ベンチスタートの試合でも先頭に立ち、ナインを出迎える緒方理貢【写真:竹村岳】
ベンチスタートの試合でも先頭に立ち、ナインを出迎える緒方理貢【写真:竹村岳】

後輩に“背中”を見せる…意識を貫いた1か月間

 今季がプロ6年目。B組では嶺井博希捕手に次ぐ年長者だった。後輩たちに“背中”を見せるように意識し続けたのも、自分が教えてもらったことだから。「目の前のことで精一杯ですよ」としたうえで「やっぱり1軍の人たちって、そういうところは見せないじゃないですか。手本になるというか、ベンチの姿とかって“そういうもの”だと僕は思っています」。過去2シーズンで学んだことを示した1か月。己を見失うことなく、淡々と準備を重ねてチャンスを待つつもりだ。

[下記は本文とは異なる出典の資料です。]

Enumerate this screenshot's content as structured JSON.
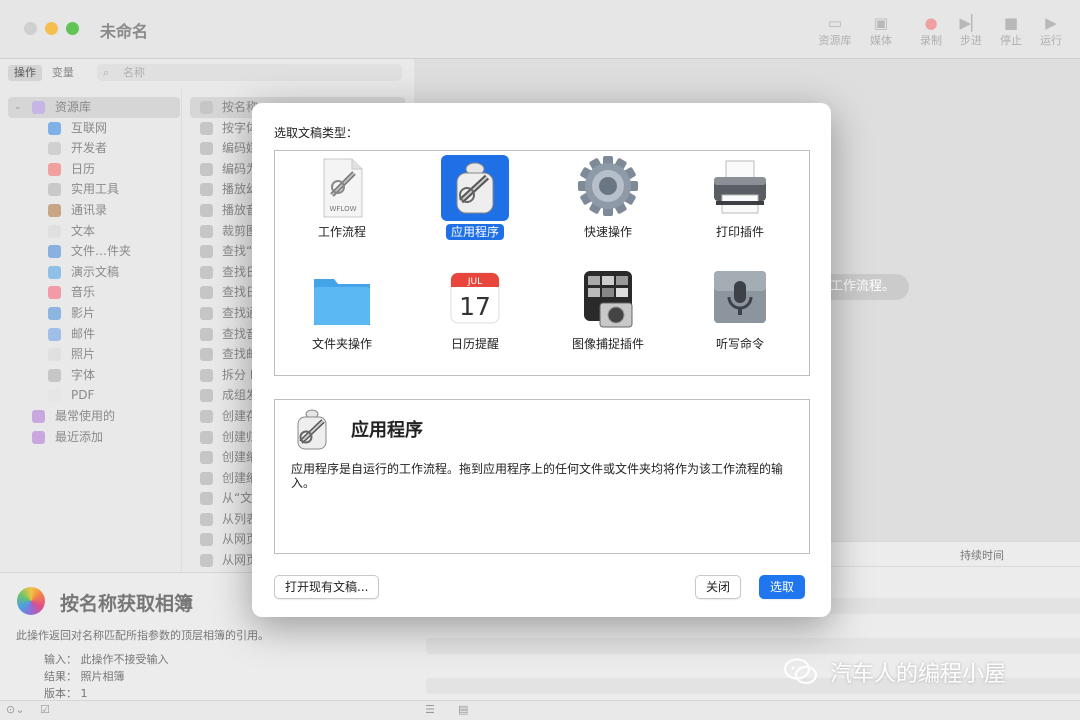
{
  "window": {
    "title": "未命名",
    "toolbar": [
      {
        "label": "资源库",
        "icon": "library-icon"
      },
      {
        "label": "媒体",
        "icon": "media-icon"
      },
      {
        "label": "录制",
        "icon": "record-icon"
      },
      {
        "label": "步进",
        "icon": "step-icon"
      },
      {
        "label": "停止",
        "icon": "stop-icon"
      },
      {
        "label": "运行",
        "icon": "run-icon"
      }
    ]
  },
  "sidebar": {
    "tabs": [
      "操作",
      "变量"
    ],
    "search_placeholder": "名称",
    "library": [
      "资源库",
      "互联网",
      "开发者",
      "日历",
      "实用工具",
      "通讯录",
      "文本",
      "文件…件夹",
      "演示文稿",
      "音乐",
      "影片",
      "邮件",
      "照片",
      "字体",
      "PDF",
      "最常使用的",
      "最近添加"
    ],
    "actions": [
      "按名称",
      "按字体",
      "编码媒",
      "编码为",
      "播放幻",
      "播放音",
      "裁剪图",
      "查找“",
      "查找日",
      "查找日",
      "查找通",
      "查找音",
      "查找邮",
      "拆分 P",
      "成组发",
      "创建存",
      "创建归",
      "创建缩",
      "创建缩",
      "从“文",
      "从列表",
      "从网页",
      "从网页"
    ]
  },
  "description": {
    "title": "按名称获取相簿",
    "text": "此操作返回对名称匹配所指参数的顶层相簿的引用。",
    "input": "输入： 此操作不接受输入",
    "result": "结果： 照片相簿",
    "version": "版本： 1"
  },
  "workflow_hint": "工作流程。",
  "log": {
    "duration_header": "持续时间"
  },
  "watermark": "汽车人的编程小屋",
  "sheet": {
    "label": "选取文稿类型：",
    "types": [
      {
        "label": "工作流程",
        "icon": "workflow-document-icon",
        "badge": "WFLOW",
        "selected": false
      },
      {
        "label": "应用程序",
        "icon": "automator-robot-icon",
        "selected": true
      },
      {
        "label": "快速操作",
        "icon": "gear-icon",
        "selected": false
      },
      {
        "label": "打印插件",
        "icon": "printer-icon",
        "selected": false
      },
      {
        "label": "文件夹操作",
        "icon": "folder-icon",
        "selected": false
      },
      {
        "label": "日历提醒",
        "icon": "calendar-icon",
        "month": "JUL",
        "day": "17",
        "selected": false
      },
      {
        "label": "图像捕捉插件",
        "icon": "image-capture-icon",
        "selected": false
      },
      {
        "label": "听写命令",
        "icon": "microphone-icon",
        "selected": false
      }
    ],
    "info_title": "应用程序",
    "info_desc": "应用程序是自运行的工作流程。拖到应用程序上的任何文件或文件夹均将作为该工作流程的输入。",
    "buttons": {
      "open_existing": "打开现有文稿...",
      "close": "关闭",
      "choose": "选取"
    }
  }
}
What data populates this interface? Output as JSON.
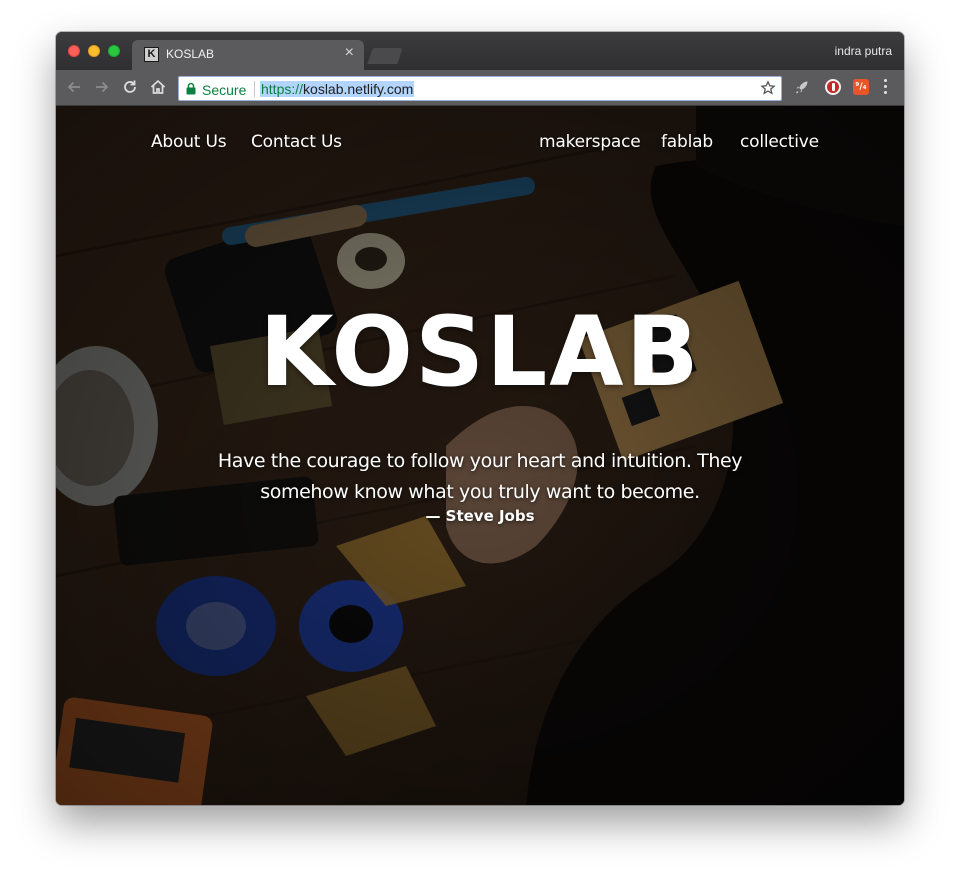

「去年2軍に落ちた時も確か言ったと思うんですけど、練習や試合の態度は本当に変えたくないので。そこを一番意識していました。僕から何かを言うこともないですし、その中でも『気づいてくれたらいいな』とも思いながら。まずは自分がしっかりとした姿を見せようと思っていました。本当、これからも一生懸命にやっていくだけです」

 緒方の姿勢に斉藤和巳2軍監督も「やるべきことをしっかりとできる。もっと細部までこだわりを持てたら、なおいいと思うし。こっちから注文することもなくて、いいキャンプを送っていた」と評価していた。危機感が自分を突き動かす。隙のない姿でいれば、必ず結果はついてくるはずだ。